I don’t have answers, nor do I have suggestions, not at this juncture[3].

What follows are just flecks of thoughts, as I don’t want to significantly contribute to the noise.

  • I realize that Asimov was more of a pulp science-fiction author than Herbert or Delany, and although I haven’t read the book in question, but I doubt the dialogue in I, Robot was as stilted and fake as the dialogue in the movie adaptation.
  • Solutions to the large problems of our society will not come through legislation or top-down proclamations, but rather bottom-up via personal decisions by people not in power and by people in power.
  • With the No Child Left Behind Act[4] comes bouts of testing, both at the state and the national level. Undoubtedly there will be comparisons of performance on state and national exams, as explored in an article from Friday’s New York Times called Students Ace State Tests, but Earn D’s From U.S.. The results? In Alabama, 83 percent of the state’s 4th graders scored at a proficient level on the state reading test, but only 22 percent scored at that level on the national test. A spokesman for the state Education Department had this to say: “Making comparisons to the NAEP [the national test] becomes very difficult without giving the impression that some states are not measuring up to others or to the nation.” As if we shouldn’t be having these impressions? As if having these impressions is somehow bad?
  • An interview on NPR from earlier this year regarding the trend to customized content and the dangers this brings: TiVo, iPod, the Human Ego and the Future. More on this in future posts.

More thoughtfulness in the future, I promise.

1 A vacation where we worship the dollar and the blackness that it brings clanging and shuffling into the coffers of our retailers.

2 My opinion only, of course. Other probably consider articles about “The Origins of Music: Innateness, Uniqueness, and Evolution” inane, and they’re most entitled to that opinion.

3 And I perhaps never will.

4 A definite misnomer.

Friday, 4 November 2005 - 11:18pm

BEST NATIONAL ANTHEM

Seen on a site that offers downloads of national anthems (shh! for a secret project):

S.O.S

Friday, October 14 2005 @ 09:08 AM
Contributed by: Anonymous
Views: 0
PLEASE I NEED TO TO THE TEN BEST NATIONAL ANTHEMS OF THE WORLD AS SOON AS POSSIBLE

I believe wars have been fought for less than this.

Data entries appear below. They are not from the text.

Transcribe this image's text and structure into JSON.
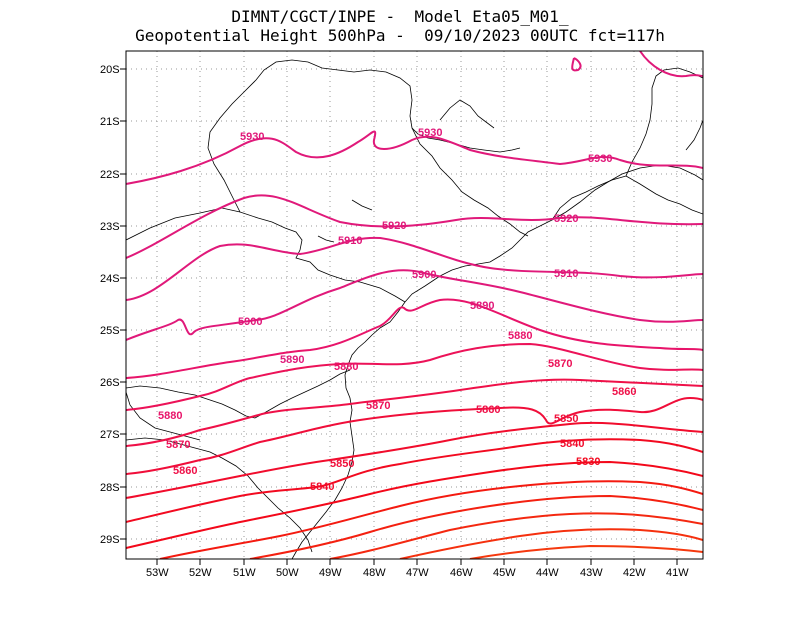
{
  "header": {
    "line1": "DIMNT/CGCT/INPE -  Model Eta05_M01_",
    "line2": "Geopotential Height 500hPa -  09/10/2023 00UTC fct=117h"
  },
  "map": {
    "latitude_labels": [
      "20S",
      "21S",
      "22S",
      "23S",
      "24S",
      "25S",
      "26S",
      "27S",
      "28S",
      "29S"
    ],
    "longitude_labels": [
      "53W",
      "52W",
      "51W",
      "50W",
      "49W",
      "48W",
      "47W",
      "46W",
      "45W",
      "44W",
      "43W",
      "42W",
      "41W"
    ],
    "contour_labels": [
      {
        "text": "5930",
        "color": "#e0197a"
      },
      {
        "text": "5930",
        "color": "#e0197a"
      },
      {
        "text": "5930",
        "color": "#e0197a"
      },
      {
        "text": "5920",
        "color": "#e0197a"
      },
      {
        "text": "5920",
        "color": "#e0197a"
      },
      {
        "text": "5910",
        "color": "#e0197a"
      },
      {
        "text": "5910",
        "color": "#e0197a"
      },
      {
        "text": "5900",
        "color": "#e0197a"
      },
      {
        "text": "5900",
        "color": "#e0197a"
      },
      {
        "text": "5890",
        "color": "#e0197a"
      },
      {
        "text": "5890",
        "color": "#e0197a"
      },
      {
        "text": "5880",
        "color": "#e8146a"
      },
      {
        "text": "5880",
        "color": "#e8146a"
      },
      {
        "text": "5880",
        "color": "#e8146a"
      },
      {
        "text": "5870",
        "color": "#ec1258"
      },
      {
        "text": "5870",
        "color": "#ec1258"
      },
      {
        "text": "5870",
        "color": "#ec1258"
      },
      {
        "text": "5860",
        "color": "#ef1048"
      },
      {
        "text": "5860",
        "color": "#ef1048"
      },
      {
        "text": "5860",
        "color": "#ef1048"
      },
      {
        "text": "5850",
        "color": "#f00e3a"
      },
      {
        "text": "5850",
        "color": "#f00e3a"
      },
      {
        "text": "5840",
        "color": "#f10c2c"
      },
      {
        "text": "5840",
        "color": "#f10c2c"
      },
      {
        "text": "5830",
        "color": "#f20a20"
      }
    ],
    "colors": {
      "contour_high": "#e0197a",
      "contour_low": "#f21a0a",
      "coastline": "#000000",
      "grid": "#9a9a9a"
    }
  }
}
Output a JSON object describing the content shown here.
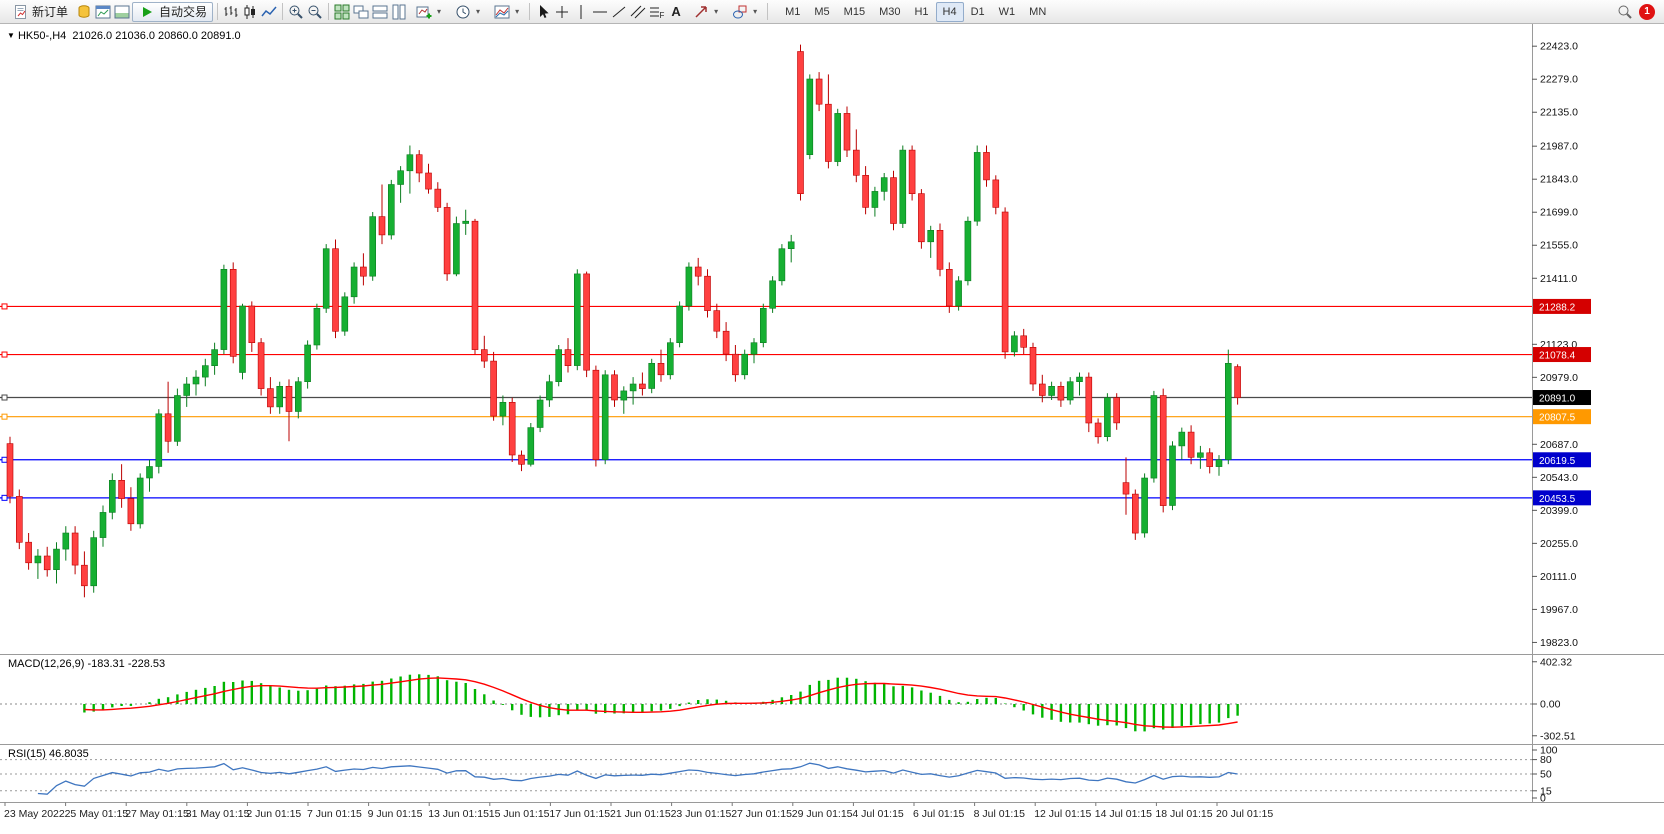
{
  "window": {
    "notification_count": "1"
  },
  "toolbar": {
    "new_order_label": "新订单",
    "auto_trading_label": "自动交易",
    "timeframes": [
      "M1",
      "M5",
      "M15",
      "M30",
      "H1",
      "H4",
      "D1",
      "W1",
      "MN"
    ],
    "active_timeframe": "H4"
  },
  "icons": {
    "caret": "▾",
    "marker_down": "▼",
    "text_tool": "A",
    "fibo_letter": "F"
  },
  "chart_data": {
    "type": "candlestick",
    "title": "HK50-,H4",
    "symbol_label": "HK50-,H4",
    "ohlc_display": "21026.0 21036.0 20860.0 20891.0",
    "bull_color": "#16AF32",
    "bull_border": "#0B7D20",
    "bear_color": "#FF4040",
    "bear_border": "#BB0000",
    "price_range_top": 22450,
    "price_range_bottom": 19790,
    "price_axis_ticks": [
      22423,
      22279,
      22135,
      21987,
      21843,
      21699,
      21555,
      21411,
      21123,
      20979,
      20687,
      20543,
      20399,
      20255,
      20111,
      19967,
      19823
    ],
    "hlines": [
      {
        "price": 21288.2,
        "label": "21288.2",
        "color": "#FF0000",
        "badge_color": "#D40000"
      },
      {
        "price": 21078.4,
        "label": "21078.4",
        "color": "#FF0000",
        "badge_color": "#D40000"
      },
      {
        "price": 20891.0,
        "label": "20891.0",
        "color": "#4A4A4A",
        "badge_color": "#000000"
      },
      {
        "price": 20807.5,
        "label": "20807.5",
        "color": "#FF9900",
        "badge_color": "#FF9900"
      },
      {
        "price": 20619.5,
        "label": "20619.5",
        "color": "#0000FF",
        "badge_color": "#0000CC"
      },
      {
        "price": 20453.5,
        "label": "20453.5",
        "color": "#0000FF",
        "badge_color": "#0000CC"
      }
    ],
    "candles": [
      [
        20690,
        20720,
        20430,
        20460
      ],
      [
        20460,
        20490,
        20230,
        20260
      ],
      [
        20260,
        20300,
        20140,
        20170
      ],
      [
        20170,
        20230,
        20100,
        20200
      ],
      [
        20200,
        20240,
        20110,
        20140
      ],
      [
        20140,
        20260,
        20080,
        20230
      ],
      [
        20230,
        20330,
        20180,
        20300
      ],
      [
        20300,
        20330,
        20120,
        20160
      ],
      [
        20160,
        20220,
        20020,
        20070
      ],
      [
        20070,
        20310,
        20040,
        20280
      ],
      [
        20280,
        20420,
        20240,
        20390
      ],
      [
        20390,
        20560,
        20360,
        20530
      ],
      [
        20530,
        20600,
        20410,
        20450
      ],
      [
        20450,
        20500,
        20310,
        20340
      ],
      [
        20340,
        20560,
        20320,
        20540
      ],
      [
        20540,
        20620,
        20480,
        20590
      ],
      [
        20590,
        20840,
        20560,
        20820
      ],
      [
        20820,
        20960,
        20650,
        20700
      ],
      [
        20700,
        20930,
        20680,
        20900
      ],
      [
        20900,
        20980,
        20850,
        20950
      ],
      [
        20950,
        21010,
        20900,
        20980
      ],
      [
        20980,
        21060,
        20940,
        21030
      ],
      [
        21030,
        21130,
        20990,
        21100
      ],
      [
        21100,
        21470,
        21080,
        21450
      ],
      [
        21450,
        21480,
        21040,
        21070
      ],
      [
        21000,
        21300,
        20970,
        21290
      ],
      [
        21290,
        21310,
        21090,
        21130
      ],
      [
        21130,
        21150,
        20900,
        20930
      ],
      [
        20930,
        20980,
        20820,
        20850
      ],
      [
        20850,
        20960,
        20820,
        20940
      ],
      [
        20940,
        20970,
        20700,
        20830
      ],
      [
        20830,
        20980,
        20800,
        20960
      ],
      [
        20960,
        21140,
        20930,
        21120
      ],
      [
        21120,
        21300,
        21100,
        21280
      ],
      [
        21280,
        21560,
        21260,
        21540
      ],
      [
        21540,
        21580,
        21150,
        21180
      ],
      [
        21180,
        21350,
        21160,
        21330
      ],
      [
        21330,
        21480,
        21300,
        21460
      ],
      [
        21460,
        21520,
        21380,
        21420
      ],
      [
        21420,
        21700,
        21400,
        21680
      ],
      [
        21680,
        21820,
        21560,
        21600
      ],
      [
        21600,
        21840,
        21580,
        21820
      ],
      [
        21820,
        21900,
        21740,
        21880
      ],
      [
        21880,
        21990,
        21780,
        21950
      ],
      [
        21950,
        21970,
        21830,
        21870
      ],
      [
        21870,
        21910,
        21780,
        21800
      ],
      [
        21800,
        21830,
        21700,
        21720
      ],
      [
        21720,
        21740,
        21400,
        21430
      ],
      [
        21430,
        21680,
        21420,
        21650
      ],
      [
        21650,
        21710,
        21600,
        21660
      ],
      [
        21660,
        21670,
        21080,
        21100
      ],
      [
        21100,
        21160,
        21020,
        21050
      ],
      [
        21050,
        21090,
        20790,
        20810
      ],
      [
        20810,
        20900,
        20770,
        20870
      ],
      [
        20870,
        20890,
        20610,
        20640
      ],
      [
        20640,
        20660,
        20570,
        20600
      ],
      [
        20600,
        20780,
        20590,
        20760
      ],
      [
        20760,
        20900,
        20740,
        20880
      ],
      [
        20880,
        20990,
        20850,
        20960
      ],
      [
        20960,
        21120,
        20940,
        21100
      ],
      [
        21100,
        21150,
        21000,
        21030
      ],
      [
        21030,
        21450,
        21010,
        21430
      ],
      [
        21430,
        21440,
        20980,
        21010
      ],
      [
        21010,
        21030,
        20590,
        20620
      ],
      [
        20620,
        21010,
        20600,
        20990
      ],
      [
        20990,
        21010,
        20850,
        20880
      ],
      [
        20880,
        20940,
        20820,
        20920
      ],
      [
        20920,
        20980,
        20860,
        20950
      ],
      [
        20950,
        21000,
        20900,
        20930
      ],
      [
        20930,
        21060,
        20910,
        21040
      ],
      [
        21040,
        21100,
        20960,
        20990
      ],
      [
        20990,
        21150,
        20970,
        21130
      ],
      [
        21130,
        21310,
        21110,
        21290
      ],
      [
        21290,
        21480,
        21270,
        21460
      ],
      [
        21460,
        21500,
        21380,
        21420
      ],
      [
        21420,
        21450,
        21240,
        21270
      ],
      [
        21270,
        21300,
        21150,
        21180
      ],
      [
        21180,
        21220,
        21050,
        21080
      ],
      [
        21080,
        21120,
        20960,
        20990
      ],
      [
        20990,
        21100,
        20970,
        21080
      ],
      [
        21080,
        21150,
        21040,
        21130
      ],
      [
        21130,
        21300,
        21110,
        21280
      ],
      [
        21280,
        21420,
        21260,
        21400
      ],
      [
        21400,
        21560,
        21380,
        21540
      ],
      [
        21540,
        21600,
        21480,
        21570
      ],
      [
        22400,
        22430,
        21750,
        21780
      ],
      [
        21950,
        22300,
        21930,
        22280
      ],
      [
        22280,
        22310,
        22140,
        22170
      ],
      [
        22170,
        22300,
        21890,
        21920
      ],
      [
        21920,
        22150,
        21900,
        22130
      ],
      [
        22130,
        22160,
        21940,
        21970
      ],
      [
        21970,
        22060,
        21830,
        21860
      ],
      [
        21860,
        21900,
        21690,
        21720
      ],
      [
        21720,
        21810,
        21680,
        21790
      ],
      [
        21790,
        21870,
        21750,
        21850
      ],
      [
        21850,
        21880,
        21620,
        21650
      ],
      [
        21650,
        21990,
        21630,
        21970
      ],
      [
        21970,
        21990,
        21750,
        21780
      ],
      [
        21780,
        21800,
        21540,
        21570
      ],
      [
        21570,
        21640,
        21500,
        21620
      ],
      [
        21620,
        21650,
        21420,
        21450
      ],
      [
        21450,
        21480,
        21260,
        21290
      ],
      [
        21290,
        21420,
        21270,
        21400
      ],
      [
        21400,
        21680,
        21380,
        21660
      ],
      [
        21660,
        21990,
        21640,
        21960
      ],
      [
        21960,
        21990,
        21810,
        21840
      ],
      [
        21840,
        21860,
        21690,
        21720
      ],
      [
        21700,
        21720,
        21060,
        21090
      ],
      [
        21090,
        21180,
        21070,
        21160
      ],
      [
        21160,
        21190,
        21080,
        21110
      ],
      [
        21110,
        21130,
        20920,
        20950
      ],
      [
        20950,
        20990,
        20870,
        20900
      ],
      [
        20900,
        20960,
        20880,
        20940
      ],
      [
        20940,
        20960,
        20850,
        20880
      ],
      [
        20880,
        20980,
        20860,
        20960
      ],
      [
        20960,
        21000,
        20900,
        20980
      ],
      [
        20980,
        21000,
        20740,
        20780
      ],
      [
        20780,
        20800,
        20690,
        20720
      ],
      [
        20720,
        20910,
        20700,
        20890
      ],
      [
        20890,
        20910,
        20750,
        20780
      ],
      [
        20520,
        20630,
        20380,
        20470
      ],
      [
        20470,
        20490,
        20270,
        20300
      ],
      [
        20300,
        20560,
        20280,
        20540
      ],
      [
        20540,
        20920,
        20520,
        20900
      ],
      [
        20900,
        20930,
        20390,
        20420
      ],
      [
        20420,
        20700,
        20400,
        20680
      ],
      [
        20680,
        20760,
        20620,
        20740
      ],
      [
        20740,
        20770,
        20600,
        20630
      ],
      [
        20630,
        20680,
        20580,
        20650
      ],
      [
        20650,
        20670,
        20560,
        20590
      ],
      [
        20590,
        20640,
        20550,
        20620
      ],
      [
        20620,
        21100,
        20600,
        21040
      ],
      [
        21026,
        21036,
        20860,
        20891
      ]
    ],
    "time_labels": [
      "23 May 2022",
      "25 May 01:15",
      "27 May 01:15",
      "31 May 01:15",
      "2 Jun 01:15",
      "7 Jun 01:15",
      "9 Jun 01:15",
      "13 Jun 01:15",
      "15 Jun 01:15",
      "17 Jun 01:15",
      "21 Jun 01:15",
      "23 Jun 01:15",
      "27 Jun 01:15",
      "29 Jun 01:15",
      "4 Jul 01:15",
      "6 Jul 01:15",
      "8 Jul 01:15",
      "12 Jul 01:15",
      "14 Jul 01:15",
      "18 Jul 01:15",
      "20 Jul 01:15"
    ],
    "macd": {
      "label": "MACD(12,26,9) -183.31 -228.53",
      "fast": 12,
      "slow": 26,
      "signal": 9,
      "axis_labels": [
        "402.32",
        "0.00",
        "-302.51"
      ],
      "axis_values": [
        402.32,
        0,
        -302.51
      ],
      "histogram_color": "#00B400",
      "signal_color": "#FF0000"
    },
    "rsi": {
      "label": "RSI(15) 46.8035",
      "period": 15,
      "axis_labels": [
        "100",
        "80",
        "50",
        "15",
        "0"
      ],
      "axis_values": [
        100,
        80,
        50,
        15,
        0
      ],
      "levels": [
        80,
        50,
        15
      ],
      "line_color": "#3F76C0"
    }
  }
}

Monday, 31 October 2005 - 11:24pm

Acorns and Stories

Acorns

Fall, or more-pleasing-to-the-ear, autumn, stands out amongst all other seasons. While others lament the cooling weather and darker days, I revel in the distinct scent of dead but colourful leaves that the trees in their haste to be ready for winter strew upon the ground. I enjoy the need to wear long-sleeved shirts and coats, for it means I no longer drip with unwanted sweat. I look forward to the days when darkness is greater than light; when the streetlights illuminate the falling snowflakes as if you were traveling through a starfield.

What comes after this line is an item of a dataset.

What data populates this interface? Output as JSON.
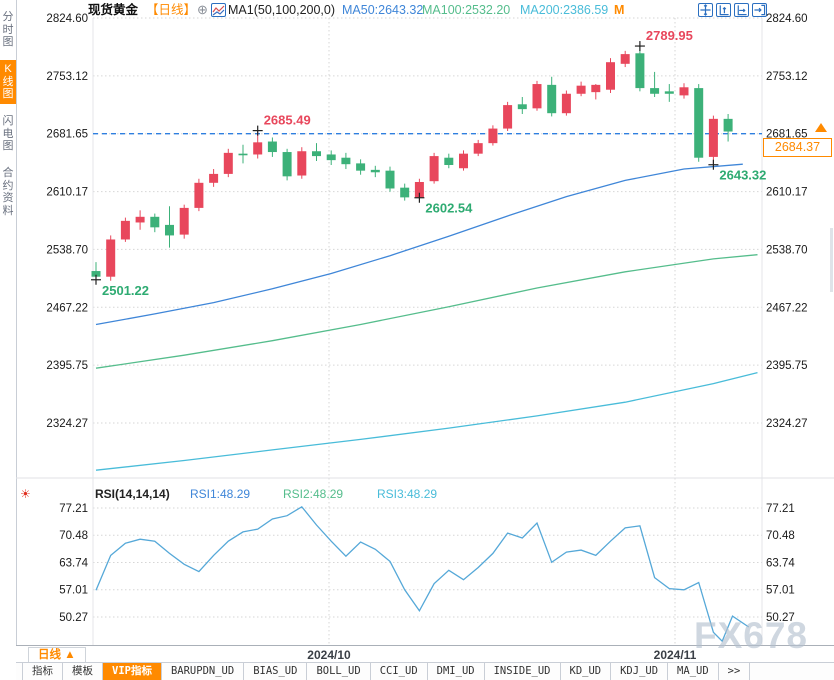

While I sponteneously will pick up a pile of leaves and through it into the air, Mr. Frazier stomps on acorns. I have to admit to doing the same on occasion, but without the gusto he describes. Maybe on my way home tonight I’ll seek out the acorns below and stomp out my frustrations. Instead of C-I-G-N-A, I’ll spell OP-AMP-INTEGRATOR.

Stories

For at least three years now I have seen the hullaboo of NaNoWriMo, the event where your goal is to write a novel, not necessarily good, during the month of November. I’ve tried once; I lasted approximately three days. Now, in the beginings of my graduate school career, and a month full of work ahead, would not be the time to try again.

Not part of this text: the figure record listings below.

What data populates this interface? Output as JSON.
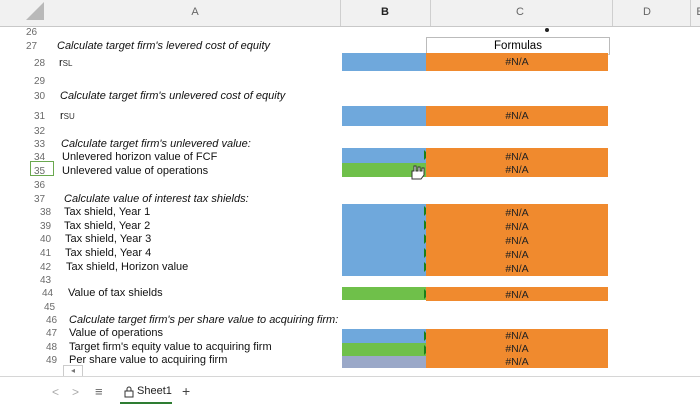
{
  "columns": [
    "A",
    "B",
    "C",
    "D",
    "E"
  ],
  "rows": [
    "26",
    "27",
    "28",
    "29",
    "30",
    "31",
    "32",
    "33",
    "34",
    "35",
    "36",
    "37",
    "38",
    "39",
    "40",
    "41",
    "42",
    "43",
    "44",
    "45",
    "46",
    "47",
    "48",
    "49"
  ],
  "labels": {
    "r27": "Calculate target firm's levered cost of equity",
    "r28_main": "r",
    "r28_sub": "SL",
    "r30": "Calculate target firm's unlevered cost of equity",
    "r31_main": "r",
    "r31_sub": "SU",
    "r33": "Calculate target firm's unlevered value:",
    "r34": "Unlevered horizon value of FCF",
    "r35": "Unlevered value of operations",
    "r37": "Calculate value of interest tax shields:",
    "r38": "Tax shield, Year 1",
    "r39": "Tax shield, Year 2",
    "r40": "Tax shield, Year 3",
    "r41": "Tax shield, Year 4",
    "r42": "Tax shield, Horizon value",
    "r44": "Value of tax shields",
    "r46": "Calculate target firm's per share value to acquiring firm:",
    "r47": "Value of operations",
    "r48": "Target firm's equity value to acquiring firm",
    "r49": "Per share value to acquiring firm"
  },
  "formulas_header": "Formulas",
  "na": "#N/A",
  "colors": {
    "input_blue": "#6fa8dc",
    "formula_orange": "#f08a2e",
    "selected_green": "#6fc04a"
  },
  "tabbar": {
    "sheet_name": "Sheet1",
    "add": "+",
    "menu": "≡",
    "prev": "<",
    "next": ">"
  }
}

So I looked with interest into WriAShorStorWe. Unfortunately, it’s supposed to happen this week, which also happens to be the week that NSF Graduate Research Fellowships are due, at least for psychology. So I’m going to push that back a week. And do it next week. And be the only one doing it next week. I’m going to be behind the times[1].

1 That’s a rather strange to say, “I’m going to be behind the times.” I’m making a statement about my future state of not being current with the prevailing sentiment. And I’m saying this in what will be, when the time comes, the past. This seems like a bizarre thing to say and appears to be only valid when our sense of time moves much faster than we’re designed for.